Verdauungsstörungen für die Akustik – Warum blubbert ein V8?
Der "blubbernde V8" ist im Automobiljargon mittlerweile eine ebenso feststehende Phrase wie der "beinharte Roadster" oder der "urige Geländewagen". Doch warum macht er das überhaupt?
Das Geheimnis liegt in der Kombination aus Zündfolge und Abgasführung. Bei vielen V8-Motoren vom Ford-Flathead bis zum Chevy-Small-Block zünden die Zylinderbänke – bedingt durch die 90-Grad-Kurbelwelle, die einen besseren Massenausgleich ermöglicht als eine mit 180 Grad Hubzapfenversatz – nicht immer abwechselnd, sondern pro Zyklus auch je einmal direkt hintereinander.

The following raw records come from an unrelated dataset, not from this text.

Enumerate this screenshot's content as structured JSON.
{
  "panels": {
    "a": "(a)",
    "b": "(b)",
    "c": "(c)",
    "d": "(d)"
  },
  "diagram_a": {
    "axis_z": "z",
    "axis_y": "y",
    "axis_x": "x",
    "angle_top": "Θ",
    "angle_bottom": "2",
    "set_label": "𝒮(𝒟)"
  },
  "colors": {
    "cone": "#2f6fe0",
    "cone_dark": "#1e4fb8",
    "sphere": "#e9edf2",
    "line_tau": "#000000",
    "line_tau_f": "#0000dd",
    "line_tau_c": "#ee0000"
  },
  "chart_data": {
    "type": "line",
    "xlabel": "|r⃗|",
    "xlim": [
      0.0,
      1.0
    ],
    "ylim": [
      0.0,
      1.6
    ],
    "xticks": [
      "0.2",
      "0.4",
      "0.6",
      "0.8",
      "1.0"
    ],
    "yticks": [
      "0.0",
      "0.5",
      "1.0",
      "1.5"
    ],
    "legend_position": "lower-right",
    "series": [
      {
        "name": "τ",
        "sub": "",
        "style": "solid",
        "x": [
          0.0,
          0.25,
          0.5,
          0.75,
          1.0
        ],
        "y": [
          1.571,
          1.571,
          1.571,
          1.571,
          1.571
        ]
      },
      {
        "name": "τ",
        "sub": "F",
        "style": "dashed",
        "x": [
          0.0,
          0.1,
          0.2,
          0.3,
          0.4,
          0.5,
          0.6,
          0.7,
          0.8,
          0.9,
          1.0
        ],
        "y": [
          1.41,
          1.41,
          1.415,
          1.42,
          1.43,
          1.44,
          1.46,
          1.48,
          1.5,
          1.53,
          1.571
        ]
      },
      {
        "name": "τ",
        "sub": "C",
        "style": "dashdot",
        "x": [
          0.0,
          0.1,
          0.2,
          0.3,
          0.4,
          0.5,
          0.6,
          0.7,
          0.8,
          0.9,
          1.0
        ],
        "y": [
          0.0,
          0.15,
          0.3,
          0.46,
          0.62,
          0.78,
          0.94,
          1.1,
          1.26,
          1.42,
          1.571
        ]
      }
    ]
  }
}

Dadurch bleibt den Abgasen jedoch nicht genug Zeit, vollständig aus dem Krümmer abzuziehen, bevor der nächste Zylinder der Bank zündet, sodass der Motor nicht richtig "ausatmen" kann und sich immer etwas "verschluckt". Weil das aber nur bei jeder dritten Zündung passiert (und dann auch nicht immer im exakt gleichen Ausmass), entsteht das charakteristische Auspuffgeräusch.
Bei Autos mit zwei Abgassträngen lässt sich dieses leistungsraubende Problem durch ein Querrohr ("H-Pipe") oder eine Kreuzung ("X-Pipe") kurz hinter dem Krümmer lösen, sodass die eine Seite der anderen beim Ausatmen hilft. Dadurch verändert sich das Klangbild allerdings vom leicht unregelmässigen "Blubbern" zu einem recht gleichmässigen "Bollern", wie wir es heute etwa von AMG kennen.
Bei allen anderen V-Motoren von sechs bis 16 Zylindern wechseln sich die Bänke in schöner Regelmässigkeit ab, sodass nur dem V8 das Charakteristikum der einseitigen Doppelzündung bleibt – aber auch nicht immer. Wenn Leistung über Laufruhe geht und eine 180-Grad-Kurbelwelle verwendet wird, dann zündet auch ein V8 immer abwechselnd. Womit er im Prinzip aus zwei leicht asynchron laufenden Vierzylindern besteht – und auch so klingt.